AI is already shaping how people worship, learn, and imagine the sacred: algorithms are curating sermons for preachers, prayer apps are delivering customized devotionals, and predictive models are influencing moral debate and how the word is received. It is also dictating, for example, what kind of information one receives on their social media timeline about a $30 billion data center. 

Yet the reverse is also true. If data centers and their workers come from more rural, Christian pockets, that may also ensure that AI evolves with our faith’s fingerprints still visible, she said.

As new technologies take root and the boundaries between faith and progress blur, communities face the challenge of naming what they trust — and what they fear. 

“What’s most troubling,” Pinn said, “isn’t who people worship with, but how religious principles and theological claims in this case get used to justify disregard and the marginalization of populations.”

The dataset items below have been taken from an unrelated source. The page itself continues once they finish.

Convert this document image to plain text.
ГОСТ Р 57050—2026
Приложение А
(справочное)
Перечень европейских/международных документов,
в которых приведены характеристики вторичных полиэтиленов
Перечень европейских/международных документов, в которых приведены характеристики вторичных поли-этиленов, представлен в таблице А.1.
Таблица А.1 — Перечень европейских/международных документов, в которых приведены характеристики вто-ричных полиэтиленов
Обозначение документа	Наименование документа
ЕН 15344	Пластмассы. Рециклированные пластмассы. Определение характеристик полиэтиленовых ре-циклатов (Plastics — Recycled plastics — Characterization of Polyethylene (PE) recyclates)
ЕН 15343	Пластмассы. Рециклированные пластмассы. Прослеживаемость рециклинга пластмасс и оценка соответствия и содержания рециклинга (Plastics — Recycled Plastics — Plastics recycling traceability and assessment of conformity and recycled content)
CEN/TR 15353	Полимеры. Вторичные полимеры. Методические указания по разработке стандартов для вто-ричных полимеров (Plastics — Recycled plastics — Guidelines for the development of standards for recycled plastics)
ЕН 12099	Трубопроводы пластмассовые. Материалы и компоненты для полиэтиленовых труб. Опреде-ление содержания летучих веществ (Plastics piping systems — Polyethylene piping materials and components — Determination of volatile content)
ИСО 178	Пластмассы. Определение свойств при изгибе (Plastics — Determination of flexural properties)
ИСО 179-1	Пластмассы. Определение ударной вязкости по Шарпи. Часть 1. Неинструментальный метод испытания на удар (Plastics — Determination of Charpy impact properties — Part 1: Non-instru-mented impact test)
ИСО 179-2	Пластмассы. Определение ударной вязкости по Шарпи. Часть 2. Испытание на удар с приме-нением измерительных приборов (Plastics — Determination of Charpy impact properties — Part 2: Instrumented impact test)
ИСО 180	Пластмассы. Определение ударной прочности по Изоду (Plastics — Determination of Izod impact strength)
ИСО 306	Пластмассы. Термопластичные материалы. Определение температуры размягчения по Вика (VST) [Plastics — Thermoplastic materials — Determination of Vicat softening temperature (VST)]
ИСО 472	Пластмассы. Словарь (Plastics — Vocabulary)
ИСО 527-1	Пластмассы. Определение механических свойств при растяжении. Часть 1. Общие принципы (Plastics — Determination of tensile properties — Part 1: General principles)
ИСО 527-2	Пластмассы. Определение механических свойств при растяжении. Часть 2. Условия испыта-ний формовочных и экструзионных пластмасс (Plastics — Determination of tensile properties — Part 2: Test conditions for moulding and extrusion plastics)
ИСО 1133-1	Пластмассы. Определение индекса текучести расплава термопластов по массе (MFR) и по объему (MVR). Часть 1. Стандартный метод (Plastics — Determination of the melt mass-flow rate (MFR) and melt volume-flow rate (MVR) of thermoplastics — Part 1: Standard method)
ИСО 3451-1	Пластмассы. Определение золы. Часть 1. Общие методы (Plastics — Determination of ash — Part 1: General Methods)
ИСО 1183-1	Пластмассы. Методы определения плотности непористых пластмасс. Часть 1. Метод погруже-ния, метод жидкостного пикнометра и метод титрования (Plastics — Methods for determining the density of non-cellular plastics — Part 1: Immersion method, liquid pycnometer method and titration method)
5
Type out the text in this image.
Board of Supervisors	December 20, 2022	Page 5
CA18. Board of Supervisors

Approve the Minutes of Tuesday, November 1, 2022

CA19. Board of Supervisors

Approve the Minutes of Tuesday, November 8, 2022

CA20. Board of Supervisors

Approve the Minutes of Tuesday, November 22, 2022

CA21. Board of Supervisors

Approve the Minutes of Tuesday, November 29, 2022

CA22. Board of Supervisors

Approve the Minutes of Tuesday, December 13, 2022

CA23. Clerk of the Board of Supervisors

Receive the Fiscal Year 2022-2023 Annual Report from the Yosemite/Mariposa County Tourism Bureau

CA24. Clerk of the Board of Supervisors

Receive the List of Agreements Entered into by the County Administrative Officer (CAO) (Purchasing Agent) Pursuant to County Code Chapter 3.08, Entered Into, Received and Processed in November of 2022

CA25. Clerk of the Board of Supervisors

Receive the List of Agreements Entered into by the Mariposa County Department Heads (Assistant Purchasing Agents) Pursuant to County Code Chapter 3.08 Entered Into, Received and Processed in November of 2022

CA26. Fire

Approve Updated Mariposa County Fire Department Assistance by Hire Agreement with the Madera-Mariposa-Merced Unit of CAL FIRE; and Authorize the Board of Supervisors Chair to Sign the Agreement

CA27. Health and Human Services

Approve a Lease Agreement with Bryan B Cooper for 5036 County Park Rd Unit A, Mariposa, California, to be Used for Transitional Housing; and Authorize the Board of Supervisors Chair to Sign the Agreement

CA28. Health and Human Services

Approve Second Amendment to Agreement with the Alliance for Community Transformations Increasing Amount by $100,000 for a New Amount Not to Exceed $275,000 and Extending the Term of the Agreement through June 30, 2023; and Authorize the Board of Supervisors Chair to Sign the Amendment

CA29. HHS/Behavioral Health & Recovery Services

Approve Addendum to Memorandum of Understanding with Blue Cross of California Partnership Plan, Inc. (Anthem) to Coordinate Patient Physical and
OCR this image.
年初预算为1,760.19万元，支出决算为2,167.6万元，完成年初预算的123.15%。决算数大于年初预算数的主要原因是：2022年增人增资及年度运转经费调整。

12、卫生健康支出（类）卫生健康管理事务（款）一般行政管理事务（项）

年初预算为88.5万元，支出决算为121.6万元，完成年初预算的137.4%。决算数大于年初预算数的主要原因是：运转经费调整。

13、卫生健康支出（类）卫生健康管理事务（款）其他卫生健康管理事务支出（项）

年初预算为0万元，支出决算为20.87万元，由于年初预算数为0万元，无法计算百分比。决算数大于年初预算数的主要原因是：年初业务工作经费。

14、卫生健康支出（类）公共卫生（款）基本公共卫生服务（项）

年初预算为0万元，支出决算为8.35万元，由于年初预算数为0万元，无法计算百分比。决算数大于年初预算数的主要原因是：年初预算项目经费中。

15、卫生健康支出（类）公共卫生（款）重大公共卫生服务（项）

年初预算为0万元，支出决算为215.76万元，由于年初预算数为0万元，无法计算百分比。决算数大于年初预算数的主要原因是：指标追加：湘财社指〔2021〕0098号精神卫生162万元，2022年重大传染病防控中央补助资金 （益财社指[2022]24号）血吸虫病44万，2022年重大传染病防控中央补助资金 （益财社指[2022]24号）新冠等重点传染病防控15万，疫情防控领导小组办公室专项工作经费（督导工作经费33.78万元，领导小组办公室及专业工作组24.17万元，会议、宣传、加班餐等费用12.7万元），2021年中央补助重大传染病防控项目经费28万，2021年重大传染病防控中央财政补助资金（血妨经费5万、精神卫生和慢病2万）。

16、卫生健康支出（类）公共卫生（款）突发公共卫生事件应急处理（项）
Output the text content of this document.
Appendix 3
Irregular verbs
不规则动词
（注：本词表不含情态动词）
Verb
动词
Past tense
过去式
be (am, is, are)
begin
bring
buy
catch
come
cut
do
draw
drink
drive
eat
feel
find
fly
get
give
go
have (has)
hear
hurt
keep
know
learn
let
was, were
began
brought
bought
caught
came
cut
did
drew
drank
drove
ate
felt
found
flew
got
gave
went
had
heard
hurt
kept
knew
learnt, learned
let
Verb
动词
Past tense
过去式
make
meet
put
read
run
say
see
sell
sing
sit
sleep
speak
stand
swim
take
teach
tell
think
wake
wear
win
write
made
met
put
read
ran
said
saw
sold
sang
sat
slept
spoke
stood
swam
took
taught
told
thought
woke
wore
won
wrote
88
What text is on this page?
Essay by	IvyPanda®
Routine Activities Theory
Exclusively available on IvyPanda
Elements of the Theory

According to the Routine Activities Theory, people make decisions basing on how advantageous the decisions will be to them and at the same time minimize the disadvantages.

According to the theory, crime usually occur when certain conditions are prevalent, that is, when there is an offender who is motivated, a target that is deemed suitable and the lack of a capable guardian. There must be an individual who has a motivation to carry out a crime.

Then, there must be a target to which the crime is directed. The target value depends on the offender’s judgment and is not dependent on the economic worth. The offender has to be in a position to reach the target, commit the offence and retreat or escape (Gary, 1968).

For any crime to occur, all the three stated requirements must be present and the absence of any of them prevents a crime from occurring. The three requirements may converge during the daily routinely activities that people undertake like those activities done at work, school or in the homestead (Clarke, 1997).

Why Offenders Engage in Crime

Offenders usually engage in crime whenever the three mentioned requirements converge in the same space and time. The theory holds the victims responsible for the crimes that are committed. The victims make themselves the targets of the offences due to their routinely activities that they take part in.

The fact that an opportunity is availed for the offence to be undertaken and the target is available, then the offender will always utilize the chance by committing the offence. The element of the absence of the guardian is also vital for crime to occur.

That moral tension, he said, endures as technology remakes human work and ecology. “Churches might have assumed a moral framework premised on human activity in the world,” Pinn said, “but artificial intelligence is forcing a rethinking of morality and ethics.”

The wager, Pinn said, is whether prosperity built on artificial intelligence can coexist with a way of life rooted in God and land.

For Lakeisha Williams, a 45-year-old mother of three in Delhi, the debate is quite simple. All that matters is being able to stay in her home. On her street, some homes have jumped 125% this year. 

And for Sledge and Clark alike, God is the force behind keeping Richland Parish and its current residents around, even if the work between Sundays looks different. “We just keep preaching the message of hope and doing whatever we can to be supportive of each other while trusting God,” Sledge said.

For the next several years, they both expect days to hum loudly with machinery. But they hope the prayer and the songs remain, too.